Hi everyone,
I have found the predicted orthologs for two fungi through orthomcl algorithm, but when I look at the output table many of the proteins of one fungal have more than one hit and the same occurs for the other fungal. How can I say one protein has two orthologs in the other fungal, or only one?
Besides, the table give me a "normalized score" to each pair of predicted orthologs. Does anyone know what it means? I was looking for any formula or simple explanation for it but the only thing I've found is this: "Normalize ortholog and co-ortholog pairs for any two species by averaging the e-values across them, and normalize using that average" (http://www.ncbi.nlm.nih.gov/pubmed/21901743). I know it is a normalized value related to evalue, but how? Curiously, the maximum value it is 1.576 and many of the orthologs with more than one hit in the another fungal have this score too.
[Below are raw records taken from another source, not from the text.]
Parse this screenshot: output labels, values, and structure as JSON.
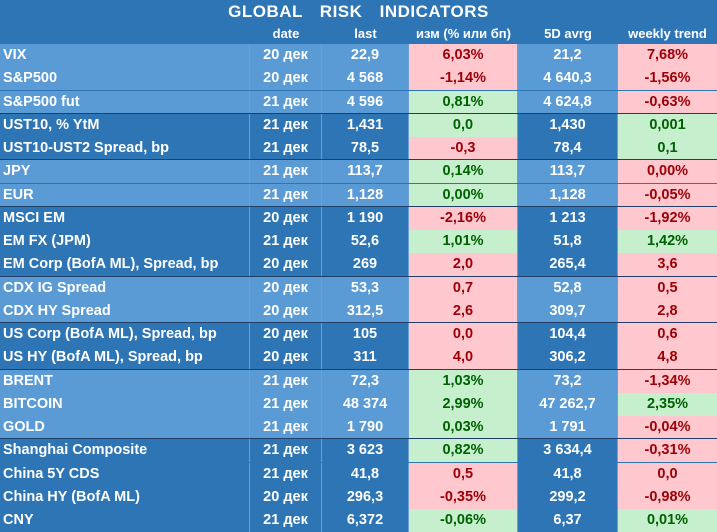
{
  "title": "GLOBAL   RISK   INDICATORS",
  "headers": {
    "date": "date",
    "last": "last",
    "change": "изм (% или бп)",
    "avg": "5D avrg",
    "trend": "weekly trend"
  },
  "colors": {
    "row_light": "#5b9bd5",
    "row_dark": "#2e75b6",
    "positive_bg": "#c6efce",
    "positive_text": "#006100",
    "negative_bg": "#ffc7ce",
    "negative_text": "#9c0006"
  },
  "groups": [
    {
      "shade": "light",
      "rows": [
        {
          "name": "VIX",
          "date": "20 дек",
          "last": "22,9",
          "change": "6,03%",
          "change_dir": "neg",
          "avg": "21,2",
          "trend": "7,68%",
          "trend_dir": "neg"
        },
        {
          "name": "S&P500",
          "date": "20 дек",
          "last": "4 568",
          "change": "-1,14%",
          "change_dir": "neg",
          "avg": "4 640,3",
          "trend": "-1,56%",
          "trend_dir": "neg"
        },
        {
          "name": "S&P500 fut",
          "date": "21 дек",
          "last": "4 596",
          "change": "0,81%",
          "change_dir": "pos",
          "avg": "4 624,8",
          "trend": "-0,63%",
          "trend_dir": "neg"
        }
      ]
    },
    {
      "shade": "dark",
      "rows": [
        {
          "name": "UST10, % YtM",
          "date": "21 дек",
          "last": "1,431",
          "change": "0,0",
          "change_dir": "pos",
          "avg": "1,430",
          "trend": "0,001",
          "trend_dir": "pos"
        },
        {
          "name": "UST10-UST2 Spread, bp",
          "date": "21 дек",
          "last": "78,5",
          "change": "-0,3",
          "change_dir": "neg",
          "avg": "78,4",
          "trend": "0,1",
          "trend_dir": "pos"
        }
      ]
    },
    {
      "shade": "light",
      "rows": [
        {
          "name": "JPY",
          "date": "21 дек",
          "last": "113,7",
          "change": "0,14%",
          "change_dir": "pos",
          "avg": "113,7",
          "trend": "0,00%",
          "trend_dir": "neg"
        },
        {
          "name": "EUR",
          "date": "21 дек",
          "last": "1,128",
          "change": "0,00%",
          "change_dir": "pos",
          "avg": "1,128",
          "trend": "-0,05%",
          "trend_dir": "neg"
        }
      ]
    },
    {
      "shade": "dark",
      "rows": [
        {
          "name": "MSCI EM",
          "date": "20 дек",
          "last": "1 190",
          "change": "-2,16%",
          "change_dir": "neg",
          "avg": "1 213",
          "trend": "-1,92%",
          "trend_dir": "neg"
        },
        {
          "name": "EM FX (JPM)",
          "date": "21 дек",
          "last": "52,6",
          "change": "1,01%",
          "change_dir": "pos",
          "avg": "51,8",
          "trend": "1,42%",
          "trend_dir": "pos"
        },
        {
          "name": "EM Corp (BofA ML), Spread, bp",
          "date": "20 дек",
          "last": "269",
          "change": "2,0",
          "change_dir": "neg",
          "avg": "265,4",
          "trend": "3,6",
          "trend_dir": "neg"
        }
      ]
    },
    {
      "shade": "light",
      "rows": [
        {
          "name": "CDX IG Spread",
          "date": "20 дек",
          "last": "53,3",
          "change": "0,7",
          "change_dir": "neg",
          "avg": "52,8",
          "trend": "0,5",
          "trend_dir": "neg"
        },
        {
          "name": "CDX HY Spread",
          "date": "20 дек",
          "last": "312,5",
          "change": "2,6",
          "change_dir": "neg",
          "avg": "309,7",
          "trend": "2,8",
          "trend_dir": "neg"
        }
      ]
    },
    {
      "shade": "dark",
      "rows": [
        {
          "name": "US Corp (BofA ML), Spread, bp",
          "date": "20 дек",
          "last": "105",
          "change": "0,0",
          "change_dir": "neg",
          "avg": "104,4",
          "trend": "0,6",
          "trend_dir": "neg"
        },
        {
          "name": "US HY (BofA ML), Spread, bp",
          "date": "20 дек",
          "last": "311",
          "change": "4,0",
          "change_dir": "neg",
          "avg": "306,2",
          "trend": "4,8",
          "trend_dir": "neg"
        }
      ]
    },
    {
      "shade": "light",
      "rows": [
        {
          "name": "BRENT",
          "date": "21 дек",
          "last": "72,3",
          "change": "1,03%",
          "change_dir": "pos",
          "avg": "73,2",
          "trend": "-1,34%",
          "trend_dir": "neg"
        },
        {
          "name": "BITCOIN",
          "date": "21 дек",
          "last": "48 374",
          "change": "2,99%",
          "change_dir": "pos",
          "avg": "47 262,7",
          "trend": "2,35%",
          "trend_dir": "pos"
        },
        {
          "name": "GOLD",
          "date": "21 дек",
          "last": "1 790",
          "change": "0,03%",
          "change_dir": "pos",
          "avg": "1 791",
          "trend": "-0,04%",
          "trend_dir": "neg"
        }
      ]
    },
    {
      "shade": "dark",
      "rows": [
        {
          "name": "Shanghai Composite",
          "date": "21 дек",
          "last": "3 623",
          "change": "0,82%",
          "change_dir": "pos",
          "avg": "3 634,4",
          "trend": "-0,31%",
          "trend_dir": "neg"
        },
        {
          "name": "China 5Y CDS",
          "date": "21 дек",
          "last": "41,8",
          "change": "0,5",
          "change_dir": "neg",
          "avg": "41,8",
          "trend": "0,0",
          "trend_dir": "neg"
        },
        {
          "name": "China HY (BofA ML)",
          "date": "20 дек",
          "last": "296,3",
          "change": "-0,35%",
          "change_dir": "neg",
          "avg": "299,2",
          "trend": "-0,98%",
          "trend_dir": "neg"
        },
        {
          "name": "CNY",
          "date": "21 дек",
          "last": "6,372",
          "change": "-0,06%",
          "change_dir": "pos",
          "avg": "6,37",
          "trend": "0,01%",
          "trend_dir": "pos"
        }
      ]
    }
  ]
}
An02g14170 e_gw1.1.1058.1 0.241
An01g08960 e_gw1.1.1090.1 1.576
An15g05520 e_gw1.1.1090.1 1.576
The parameters that I used to find the orthologs were these:
- evalueExponentCutoff = -5 (BLAST evalue < or = to 1e-5; recommended parameter);
- percentMatchCutoff = 70
- I (inflation factor) = 1.5 (recommended parameter);
Thank you so much for any help!
@Jean-Karim: Thank you for your answer, but the only explanation in this paper is "a normalized similarity score" and it is recommended to see the Orthomcl Algorithm Document for the normalization function. I saw this document, but I'm not sure about what is the meaning of these score values yet. Would it be the formula present in the topic Find potential co-ortholog pairs? " Each CO(Ax,By) is given a pair weight: O(Ax,By) = (-log10(evalue(Ax,By)) + -log10(evalue(By,Ax))) / 2"? Furthermore, do you know which parameter in blastp can I use to see only 1:1 hits? Thanks again!
The description of the algorithm is in ref 7 of the paper you cite: Li L, Stoeckert CJ, Jr, Roos DS. OrthoMCL: identification of ortholog groups for eukaryotic genomes. Genome Research. 2003;13:2178-89.
In particular see fig2.
The raw score is as you describe above: the average of the -log of the e-values obtained by blastp A vs B and B vs A. This provides a measure of similarity between any two sequences. Before applying the MCL clustering algorithm, this score is normalized by dividing by the average weight of all pairs between the two specie e.g. for two genes A and B with A from fly and B from mouse, the raw score is (-log10(evalue(A,B)) + -log10(evalue(B,A))) / 2 and the normalized score is this divided by the average of all scores between fly and mouse. You don't need/want blastp to return only one hit, you just need to take the best one for each query sequence which should always be the first in the list returned by blastp.
Thank you so much for your help Jean-Karim. It's the first time I've read a good explanation about what is or how can I calculate the normalized score of MCL.